Re: [GIT PULL] x86/shstk for 6.4

From: Dave Hansen
Date: Mon May 08 2023 - 18:57:20 EST


On 5/6/23 13:09, Linus Torvalds wrote:
> Now, my reaction here is
>
> - the whole shadow stack notion of "dirty but not writable is a magic
> marker" is *DISGUSTING*. It's wrong.
>
> Whatever Intel designer that came up with that - instead of just
> picking another bit for the *HARDWARE* to check - should be ashamed.
>> Now we have to pick a software bit instead, and play games for
> this. BAD BAD BAD.
>
> I'm assuming this is something where Microsoft went "we already
> don't have that, and we want all the sw bits for sw, so do this". But
> from a design standpoint it's just nasty.

Heh, I won't name names. But, yeah, it was something like that.

> - But if we have to play those games, just *play* them. Do it all
> unconditionally, and make the x86-64 rules be that "dirty but not
> writable" is something we should never have.

There's a wrinkle to enforcing that universally. From the SDM's
"ACCESSED AND DIRTY FLAGS" section:

If software on one logical processor writes to a page while
software on another logical processor concurrently clears the
R/W flag in the paging-structure entry that maps the page,
execution on some processors may result in the entry’s dirty
flag being set.

This behavior is gone on shadow stack CPUs, but it does exist on older
ones. We could theoretically stop being exposed to it by transitioning
all PTE operations that today do:

1. RW => RO (usually more than one)
2. TLB flush

to instead take a trip through Present=0 first:

1. RW => Present=0
2. TLB flush
3. Present=0 => RO

Similar to what we do for doing Dirty=1->0.

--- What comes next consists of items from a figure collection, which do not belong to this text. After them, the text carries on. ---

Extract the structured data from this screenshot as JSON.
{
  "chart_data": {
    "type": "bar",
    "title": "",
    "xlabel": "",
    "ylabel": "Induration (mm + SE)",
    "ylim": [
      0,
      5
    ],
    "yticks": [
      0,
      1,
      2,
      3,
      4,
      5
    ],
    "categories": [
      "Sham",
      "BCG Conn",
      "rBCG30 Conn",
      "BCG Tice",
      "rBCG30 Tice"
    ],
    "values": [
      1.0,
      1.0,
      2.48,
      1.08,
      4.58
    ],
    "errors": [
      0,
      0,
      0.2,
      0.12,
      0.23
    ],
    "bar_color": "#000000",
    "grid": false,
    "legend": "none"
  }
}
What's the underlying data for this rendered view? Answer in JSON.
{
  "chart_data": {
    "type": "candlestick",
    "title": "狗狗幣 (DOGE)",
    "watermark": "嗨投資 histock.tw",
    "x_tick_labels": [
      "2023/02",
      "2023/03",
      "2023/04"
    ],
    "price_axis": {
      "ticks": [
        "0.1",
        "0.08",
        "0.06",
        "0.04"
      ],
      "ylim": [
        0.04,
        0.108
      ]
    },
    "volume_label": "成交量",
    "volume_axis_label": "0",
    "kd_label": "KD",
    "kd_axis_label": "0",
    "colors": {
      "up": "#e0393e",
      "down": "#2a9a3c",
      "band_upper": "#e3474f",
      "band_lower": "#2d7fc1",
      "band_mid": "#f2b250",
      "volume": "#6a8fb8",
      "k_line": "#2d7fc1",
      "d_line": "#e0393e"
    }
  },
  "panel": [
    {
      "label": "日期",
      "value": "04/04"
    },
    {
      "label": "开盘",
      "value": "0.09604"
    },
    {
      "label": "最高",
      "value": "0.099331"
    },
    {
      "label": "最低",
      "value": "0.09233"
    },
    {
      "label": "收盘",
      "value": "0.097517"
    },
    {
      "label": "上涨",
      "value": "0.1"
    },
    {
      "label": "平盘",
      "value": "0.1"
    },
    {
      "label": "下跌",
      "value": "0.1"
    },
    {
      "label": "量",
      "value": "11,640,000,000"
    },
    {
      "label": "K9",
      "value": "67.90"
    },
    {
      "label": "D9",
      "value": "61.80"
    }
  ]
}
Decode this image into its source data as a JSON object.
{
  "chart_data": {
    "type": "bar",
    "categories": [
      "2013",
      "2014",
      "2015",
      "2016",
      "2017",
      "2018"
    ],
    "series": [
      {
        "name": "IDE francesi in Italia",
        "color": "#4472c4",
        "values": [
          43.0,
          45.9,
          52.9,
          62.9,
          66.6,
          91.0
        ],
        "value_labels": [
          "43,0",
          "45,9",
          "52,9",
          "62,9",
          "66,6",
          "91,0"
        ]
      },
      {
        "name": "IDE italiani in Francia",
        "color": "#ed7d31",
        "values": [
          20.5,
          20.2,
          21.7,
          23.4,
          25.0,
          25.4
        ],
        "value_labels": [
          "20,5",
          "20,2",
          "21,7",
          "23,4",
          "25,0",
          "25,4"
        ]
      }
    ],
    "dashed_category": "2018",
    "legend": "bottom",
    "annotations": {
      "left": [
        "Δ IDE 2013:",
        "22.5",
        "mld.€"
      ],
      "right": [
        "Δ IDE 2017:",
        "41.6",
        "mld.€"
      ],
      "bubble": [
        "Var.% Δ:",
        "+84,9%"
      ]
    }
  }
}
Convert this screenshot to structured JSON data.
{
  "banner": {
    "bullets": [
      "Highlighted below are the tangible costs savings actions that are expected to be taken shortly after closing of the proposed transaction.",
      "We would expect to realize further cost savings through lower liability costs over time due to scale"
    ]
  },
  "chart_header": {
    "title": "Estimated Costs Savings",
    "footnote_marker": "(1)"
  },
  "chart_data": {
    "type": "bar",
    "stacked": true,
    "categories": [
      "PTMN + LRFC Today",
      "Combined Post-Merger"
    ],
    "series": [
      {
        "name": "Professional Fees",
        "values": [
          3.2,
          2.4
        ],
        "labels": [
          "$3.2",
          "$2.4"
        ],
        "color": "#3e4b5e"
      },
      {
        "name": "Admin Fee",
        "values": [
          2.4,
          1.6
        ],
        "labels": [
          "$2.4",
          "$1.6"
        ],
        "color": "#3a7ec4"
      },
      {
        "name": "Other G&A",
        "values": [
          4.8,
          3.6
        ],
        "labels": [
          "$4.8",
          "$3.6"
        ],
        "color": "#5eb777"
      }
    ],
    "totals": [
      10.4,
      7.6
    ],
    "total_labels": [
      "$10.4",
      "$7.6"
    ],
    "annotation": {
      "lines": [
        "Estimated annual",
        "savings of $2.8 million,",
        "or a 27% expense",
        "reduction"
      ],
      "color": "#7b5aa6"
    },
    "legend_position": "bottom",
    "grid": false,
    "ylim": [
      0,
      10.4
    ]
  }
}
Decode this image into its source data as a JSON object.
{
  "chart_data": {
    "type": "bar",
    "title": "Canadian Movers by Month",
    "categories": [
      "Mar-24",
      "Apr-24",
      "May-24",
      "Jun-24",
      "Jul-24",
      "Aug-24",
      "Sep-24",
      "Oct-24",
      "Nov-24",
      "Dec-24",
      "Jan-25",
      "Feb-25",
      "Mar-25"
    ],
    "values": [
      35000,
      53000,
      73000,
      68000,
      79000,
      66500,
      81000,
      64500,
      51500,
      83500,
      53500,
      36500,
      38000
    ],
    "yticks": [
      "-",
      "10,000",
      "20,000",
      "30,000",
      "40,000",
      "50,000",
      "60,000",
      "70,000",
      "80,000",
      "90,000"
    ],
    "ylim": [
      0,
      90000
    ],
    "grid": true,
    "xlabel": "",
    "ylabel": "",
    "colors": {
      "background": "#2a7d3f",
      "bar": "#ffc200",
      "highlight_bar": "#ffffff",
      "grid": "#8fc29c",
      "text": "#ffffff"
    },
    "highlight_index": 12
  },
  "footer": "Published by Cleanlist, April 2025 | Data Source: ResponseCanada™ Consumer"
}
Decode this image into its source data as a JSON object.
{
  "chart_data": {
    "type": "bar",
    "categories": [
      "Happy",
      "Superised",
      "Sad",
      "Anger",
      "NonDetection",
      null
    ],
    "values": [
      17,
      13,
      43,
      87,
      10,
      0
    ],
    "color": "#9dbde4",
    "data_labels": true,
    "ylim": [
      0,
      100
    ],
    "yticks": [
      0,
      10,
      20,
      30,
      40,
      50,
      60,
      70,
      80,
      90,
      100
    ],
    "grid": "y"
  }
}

We could probably tolerate the cost for some of the users like ksm. But
I can't think of a way to do it without making fork() suffer. fork() of
course modifies the PTE (RW->RO) and flushes the TLB now. But there
would need to be a Present=0 PTE in there somewhere before the TLB flush.

That fundamentally means there needs to be a second look at the PTEs and
some fault handling for folks that do read-only accesses to the PTEs
during the Present=0 window.

That said, there are some places like:

pte_mksaveddirty()
and
pte_clear_saveddirty()

that are doing _extra_ things on shadow stack systems. That stuff could
be made the common case without functionally breaking any old systems.

So, the rule would be something like:

The *kernel* will never itself create Write=0,Dirty=1 PTEs

That won't prevent the hardware from still being able to do it behind
our backs on older CPUs. But it does avoid a few of the special cases.